La parité renforcée au sein des conseils municipaux. Une nouvelle loi en ce sens a été adoptée en mai dernier, en vue des prochaines élections qui se tiendront les 15 et 22 mars 2026. Comme c’est le cas dans les autres communes depuis 2014, les villages de moins de 1 000 habitants devront eux aussi tenir un scrutin paritaire. Lors de la dernière échéance de 2020, 42,4% de femmes siégeaient au sein des conseils municipaux. Une moyenne qui chute à 37,6% dans les communes de moins de 1 000 habitants. Outre la parité, la loi du 21 mai 2025 implique également la tenue d’un scrutin proportionnel et la fin du panachage. Ce système, qui autorisait de rayer le nom de certains candidats pour les remplacer par d’autres, ne permettait pas de respecter une alternance homme - femme. Entre évolution de la société et difficultés à recruter, les élus se sont livrés sur leur ressenti.

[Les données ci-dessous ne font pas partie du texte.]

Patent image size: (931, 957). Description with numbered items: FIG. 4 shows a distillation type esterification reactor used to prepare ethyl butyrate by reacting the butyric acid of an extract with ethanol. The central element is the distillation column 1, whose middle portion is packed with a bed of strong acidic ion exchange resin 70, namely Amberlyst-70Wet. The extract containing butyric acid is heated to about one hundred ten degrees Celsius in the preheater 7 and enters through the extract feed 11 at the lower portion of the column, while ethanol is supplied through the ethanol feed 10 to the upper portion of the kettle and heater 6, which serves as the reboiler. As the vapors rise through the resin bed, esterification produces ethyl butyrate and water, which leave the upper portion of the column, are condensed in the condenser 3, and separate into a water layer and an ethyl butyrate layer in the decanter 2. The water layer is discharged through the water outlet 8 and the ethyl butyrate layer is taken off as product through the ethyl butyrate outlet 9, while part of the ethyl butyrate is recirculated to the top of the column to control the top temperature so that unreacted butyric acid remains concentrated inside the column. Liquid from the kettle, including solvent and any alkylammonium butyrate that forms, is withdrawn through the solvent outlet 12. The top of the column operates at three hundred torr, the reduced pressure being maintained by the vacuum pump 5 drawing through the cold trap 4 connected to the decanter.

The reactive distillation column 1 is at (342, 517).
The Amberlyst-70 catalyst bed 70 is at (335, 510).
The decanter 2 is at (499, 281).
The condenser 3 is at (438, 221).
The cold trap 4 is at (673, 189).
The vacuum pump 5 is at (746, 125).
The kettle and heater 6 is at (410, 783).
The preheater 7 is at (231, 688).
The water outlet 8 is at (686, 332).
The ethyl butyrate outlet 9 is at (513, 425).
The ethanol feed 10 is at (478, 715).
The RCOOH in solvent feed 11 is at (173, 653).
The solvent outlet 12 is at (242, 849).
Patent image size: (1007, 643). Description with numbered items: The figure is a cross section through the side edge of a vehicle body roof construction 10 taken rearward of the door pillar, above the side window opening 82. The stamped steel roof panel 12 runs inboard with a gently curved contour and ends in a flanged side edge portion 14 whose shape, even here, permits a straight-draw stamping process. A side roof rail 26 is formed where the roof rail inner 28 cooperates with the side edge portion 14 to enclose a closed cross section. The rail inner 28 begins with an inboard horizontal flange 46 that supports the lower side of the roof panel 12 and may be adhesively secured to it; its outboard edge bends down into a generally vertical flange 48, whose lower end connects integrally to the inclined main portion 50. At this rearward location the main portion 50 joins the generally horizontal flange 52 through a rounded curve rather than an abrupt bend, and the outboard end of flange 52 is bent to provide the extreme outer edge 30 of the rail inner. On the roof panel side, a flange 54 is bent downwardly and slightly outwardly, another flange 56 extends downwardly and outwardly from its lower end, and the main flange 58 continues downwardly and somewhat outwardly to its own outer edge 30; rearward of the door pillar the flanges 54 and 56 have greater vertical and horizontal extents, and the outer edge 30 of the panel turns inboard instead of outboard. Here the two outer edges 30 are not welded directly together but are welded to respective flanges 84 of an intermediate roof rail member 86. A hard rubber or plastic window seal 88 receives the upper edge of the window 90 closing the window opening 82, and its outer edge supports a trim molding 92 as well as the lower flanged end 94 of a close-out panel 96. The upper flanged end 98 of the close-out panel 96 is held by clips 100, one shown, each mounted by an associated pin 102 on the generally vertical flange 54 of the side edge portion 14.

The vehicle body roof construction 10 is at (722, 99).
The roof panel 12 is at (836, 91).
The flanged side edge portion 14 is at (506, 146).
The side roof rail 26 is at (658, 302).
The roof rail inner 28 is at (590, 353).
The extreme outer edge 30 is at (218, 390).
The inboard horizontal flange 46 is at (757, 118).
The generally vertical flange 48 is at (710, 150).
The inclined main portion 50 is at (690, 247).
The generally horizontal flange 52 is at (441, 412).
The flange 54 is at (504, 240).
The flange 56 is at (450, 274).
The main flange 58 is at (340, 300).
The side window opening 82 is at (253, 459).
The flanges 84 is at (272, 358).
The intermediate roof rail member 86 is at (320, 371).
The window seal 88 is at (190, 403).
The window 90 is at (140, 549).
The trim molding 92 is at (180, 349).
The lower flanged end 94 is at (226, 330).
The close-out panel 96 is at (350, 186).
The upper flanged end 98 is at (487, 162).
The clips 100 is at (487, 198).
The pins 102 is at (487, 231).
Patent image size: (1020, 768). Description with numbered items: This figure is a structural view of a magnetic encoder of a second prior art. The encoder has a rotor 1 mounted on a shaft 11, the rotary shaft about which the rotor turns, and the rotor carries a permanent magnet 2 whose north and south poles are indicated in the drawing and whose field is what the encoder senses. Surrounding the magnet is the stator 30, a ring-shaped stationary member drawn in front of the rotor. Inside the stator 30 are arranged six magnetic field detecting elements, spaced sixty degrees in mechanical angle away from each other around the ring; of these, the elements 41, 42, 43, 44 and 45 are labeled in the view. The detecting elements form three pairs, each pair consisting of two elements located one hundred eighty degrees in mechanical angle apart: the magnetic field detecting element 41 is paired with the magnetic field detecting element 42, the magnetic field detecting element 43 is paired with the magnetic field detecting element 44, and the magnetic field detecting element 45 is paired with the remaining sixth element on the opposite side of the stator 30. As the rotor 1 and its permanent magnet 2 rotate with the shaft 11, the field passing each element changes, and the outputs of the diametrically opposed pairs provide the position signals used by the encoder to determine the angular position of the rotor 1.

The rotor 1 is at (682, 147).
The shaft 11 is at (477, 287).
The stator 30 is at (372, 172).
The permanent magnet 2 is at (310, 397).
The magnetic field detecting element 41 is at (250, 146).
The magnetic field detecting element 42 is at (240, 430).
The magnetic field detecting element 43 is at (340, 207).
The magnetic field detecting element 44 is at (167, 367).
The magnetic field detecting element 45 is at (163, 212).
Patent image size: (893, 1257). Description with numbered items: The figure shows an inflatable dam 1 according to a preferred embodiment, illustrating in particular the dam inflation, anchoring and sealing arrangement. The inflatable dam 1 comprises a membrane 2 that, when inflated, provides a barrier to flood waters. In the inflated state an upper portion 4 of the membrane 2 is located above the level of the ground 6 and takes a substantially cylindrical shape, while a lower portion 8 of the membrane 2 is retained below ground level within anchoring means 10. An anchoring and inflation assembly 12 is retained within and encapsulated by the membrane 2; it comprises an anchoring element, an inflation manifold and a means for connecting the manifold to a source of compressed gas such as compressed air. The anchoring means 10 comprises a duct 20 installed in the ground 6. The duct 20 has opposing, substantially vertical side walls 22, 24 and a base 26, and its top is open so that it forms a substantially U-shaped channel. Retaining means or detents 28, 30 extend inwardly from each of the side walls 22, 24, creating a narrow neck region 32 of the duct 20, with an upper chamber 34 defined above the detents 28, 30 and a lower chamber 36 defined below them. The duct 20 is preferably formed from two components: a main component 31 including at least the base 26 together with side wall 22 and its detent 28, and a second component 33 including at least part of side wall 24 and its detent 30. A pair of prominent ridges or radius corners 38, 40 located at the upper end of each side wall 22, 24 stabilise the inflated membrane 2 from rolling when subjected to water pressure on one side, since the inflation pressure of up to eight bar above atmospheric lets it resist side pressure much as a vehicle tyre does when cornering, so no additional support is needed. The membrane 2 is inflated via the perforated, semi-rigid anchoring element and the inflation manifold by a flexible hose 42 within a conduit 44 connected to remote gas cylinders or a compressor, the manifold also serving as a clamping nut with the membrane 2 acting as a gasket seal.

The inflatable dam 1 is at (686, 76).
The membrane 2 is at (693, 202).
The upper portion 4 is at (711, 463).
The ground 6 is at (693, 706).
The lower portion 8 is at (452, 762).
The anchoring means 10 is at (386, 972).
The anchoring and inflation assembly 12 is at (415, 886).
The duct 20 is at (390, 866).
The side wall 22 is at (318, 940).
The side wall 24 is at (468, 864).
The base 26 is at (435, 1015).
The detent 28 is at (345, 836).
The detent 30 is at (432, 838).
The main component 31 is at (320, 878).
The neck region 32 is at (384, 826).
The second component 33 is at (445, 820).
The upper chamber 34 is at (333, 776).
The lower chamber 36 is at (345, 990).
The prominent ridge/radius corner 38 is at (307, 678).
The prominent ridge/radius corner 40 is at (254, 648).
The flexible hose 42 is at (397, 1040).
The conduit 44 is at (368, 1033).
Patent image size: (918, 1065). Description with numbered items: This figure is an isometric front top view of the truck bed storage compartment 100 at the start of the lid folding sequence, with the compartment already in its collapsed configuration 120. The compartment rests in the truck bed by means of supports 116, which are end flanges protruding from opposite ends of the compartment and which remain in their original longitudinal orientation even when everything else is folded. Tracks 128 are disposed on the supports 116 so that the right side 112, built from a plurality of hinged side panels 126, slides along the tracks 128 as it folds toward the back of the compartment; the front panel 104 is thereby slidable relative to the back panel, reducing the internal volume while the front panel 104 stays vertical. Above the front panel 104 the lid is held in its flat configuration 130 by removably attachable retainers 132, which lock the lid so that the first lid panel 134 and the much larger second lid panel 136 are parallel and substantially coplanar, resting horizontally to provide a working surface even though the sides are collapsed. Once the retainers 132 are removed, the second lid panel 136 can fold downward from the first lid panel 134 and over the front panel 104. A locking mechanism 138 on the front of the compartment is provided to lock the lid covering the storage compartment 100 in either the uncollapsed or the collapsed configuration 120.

Clément Rohmer, « je me sens à l’aise avec la parité »
La commune de Bootzheim, située dans le Ried de Marckolsheim, avait pris un peu d’avance en matière de parité. Lors de son élection en 2020, le maire Clément Rohmer avait déjà présenté une liste équilibrée, composée de sept hommes et sept femmes. « Ce n’était pas une volonté au départ. Les choses se sont présentées tout naturellement. Au fur et à mesure de mon avancée dans la complétude de cette liste de candidats, je me suis aperçu que ce serait super si la parité pouvait être respectée », confie le maire de ce village de plus de 800 habitants. Une attention à l’équilibre a également été portée sur les postes d’adjoint. Pour Clément Rohmer, « il est nécessaire de s’entourer d’autant d’hommes que de femmes ».
Cette parité n’avait pas toujours existée à Bootzheim. En 2008, lors de son arrivée au conseil municipal, seules cinq femmes figuraient parmi les élus. « Ce n’était pas du tout dans l’ère du temps », se souvient Clément Rohmer. Mais au-delà du respect de la parité, c’est une autre difficulté que déplore le premier édile : « C’est aussi une contrainte du nombre de candidats ». En cette période de campagne, la recherche de colistiers, homme ou femme, se montre « laborieuse ». Lors du mandat actuel, marqué d’une intense actualité, « l’engagement des collègues a été mis à rude épreuve », fait part le maire de Bootzheim.
Bernard Reinheimer, « pourquoi changer ce qui marche ? »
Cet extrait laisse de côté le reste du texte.